I once was so angry, tormented and sad,
dissatisfied with my life, and the things that I had.
There was no ambition of wealth, or great fame,
I had been through all that greed and I was left with the shame.
The good things of life came to no good at all,
They just raised me to a great height and then let me fall.
Many times I had fallen, a victim of life.
Tripped, deluded, and hammered by strife.
The anger that I saw burnt me, and the lies split my ears.
The bloodshed and suffering reduced me to tears.
All this senseless desperation echoed, and shook
my ears has they heard and my eyes as they looked.
With great despair in my heart, and fear flooding my brain,
I longed to escape these fetters and chains.
For they held and restricted my innermost need,
to be free as a bird, and to grow like a seed.
But how can I thrive and blossom as a rose,
if my mind has been poisoned and my heart left froze?
How can I give off a fragrance that is sweet?
If my life seems full of decay and deceit?
So with so many questions alive in my brain,
I sought for answers, something to explain.
But after asking and seeking and much searching about,
I was left with even more questions, confusion, and doubt.
Then, just when the questions seemed to be so in vain,
like an arrow to my heart an answer it came,
so swift and so sharp, well aimed, straight and true.
That despite my thick skin it found its way through.

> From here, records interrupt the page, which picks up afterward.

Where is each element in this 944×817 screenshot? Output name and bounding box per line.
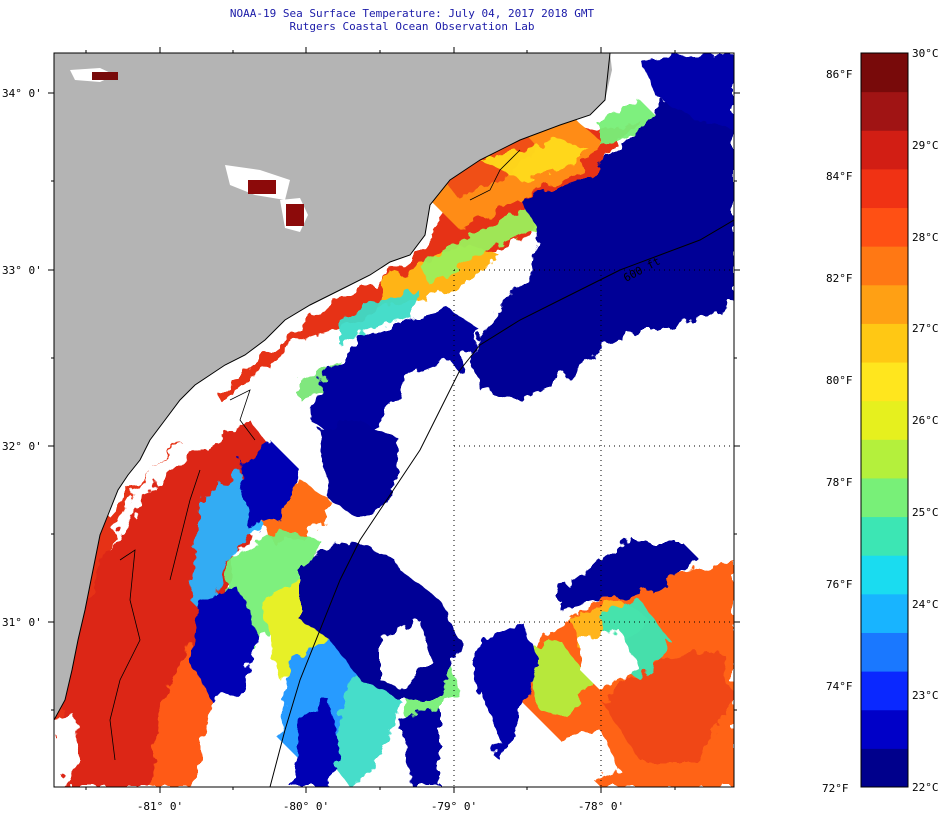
cold-water-region — [190, 53, 734, 787]
colorbar-swatch — [861, 439, 908, 479]
colorbar-swatch — [861, 632, 908, 672]
c-label: 26°C — [912, 414, 939, 427]
colorbar-swatch — [861, 284, 908, 324]
map-subtitle: Rutgers Coastal Ocean Observation Lab — [289, 20, 535, 33]
f-label: 74°F — [826, 680, 853, 693]
lon-label: -79° 0' — [431, 800, 477, 813]
c-label: 28°C — [912, 231, 939, 244]
f-label: 78°F — [826, 476, 853, 489]
colorbar-swatch — [861, 53, 908, 93]
c-label: 23°C — [912, 689, 939, 702]
c-label: 24°C — [912, 598, 939, 611]
colorbar-swatch — [861, 671, 908, 711]
colorbar-frame — [860, 52, 909, 788]
f-label: 72°F — [822, 782, 849, 795]
f-label: 82°F — [826, 272, 853, 285]
f-label: 80°F — [826, 374, 853, 387]
colorbar-swatch — [861, 362, 908, 402]
colorbar-swatch — [861, 400, 908, 440]
c-label: 27°C — [912, 322, 939, 335]
c-label: 29°C — [912, 139, 939, 152]
colorbar-swatch — [861, 323, 908, 363]
colorbar-swatch — [861, 593, 908, 633]
colorbar-swatch — [861, 516, 908, 556]
colorbar-swatch — [861, 168, 908, 209]
land-mass — [54, 53, 612, 720]
colorbar-swatch — [861, 477, 908, 518]
lon-label: -78° 0' — [578, 800, 624, 813]
f-label: 76°F — [826, 578, 853, 591]
f-label: 86°F — [826, 68, 853, 81]
colorbar-swatch — [861, 91, 908, 131]
f-label: 84°F — [826, 170, 853, 183]
lat-label: 33° 0' — [2, 264, 42, 277]
cloud-cover — [54, 310, 734, 787]
colorbar-swatch — [861, 709, 908, 749]
celsius-scale: 30°C 29°C 28°C 27°C 26°C 25°C 24°C 23°C … — [912, 47, 939, 794]
coastline — [54, 53, 611, 721]
axis-ticks — [48, 47, 740, 793]
colorbar-swatch — [861, 555, 908, 595]
sst-image: 600 ft — [54, 53, 734, 787]
graticule — [453, 269, 734, 787]
temperature-colorbar — [861, 53, 908, 788]
map-title: NOAA-19 Sea Surface Temperature: July 04… — [229, 7, 595, 20]
colorbar-swatch — [861, 207, 908, 247]
colorbar-swatch — [861, 130, 908, 170]
colorbar-swatch — [861, 748, 908, 788]
fahrenheit-scale: 86°F 84°F 82°F 80°F 78°F 76°F 74°F 72°F — [822, 68, 853, 795]
c-label: 25°C — [912, 506, 939, 519]
lat-label: 32° 0' — [2, 440, 42, 453]
colorbar-swatch — [861, 246, 908, 286]
c-label: 30°C — [912, 47, 939, 60]
lon-label: -80° 0' — [283, 800, 329, 813]
map-frame — [53, 52, 735, 788]
lon-label: -81° 0' — [137, 800, 183, 813]
c-label: 22°C — [912, 781, 939, 794]
lat-label: 34° 0' — [2, 87, 42, 100]
lat-label: 31° 0' — [2, 616, 42, 629]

Truth for my heart and my soul I did find,
that opened my eyes that once were so blind.
That truth brought with it a new breath of peace,
now my spirit once captive had found a release.
The hole that the arrow had pierced in my heart,
was filled with new blood, new life and a new start.
The love of God’s son now flowed in my veins,
releasing me from all my sadness and pains.
To knew that he suffered and died just for me,
and to know that He alone was the key.
To know that in Him I had found all in all,
was to be held in His arms and never left to fall.
To Him go the glory, all my honour and my praise.
To Him I give thanks all of my days.
I love Him so much and I know He loves me,
because he found and held me and set me free.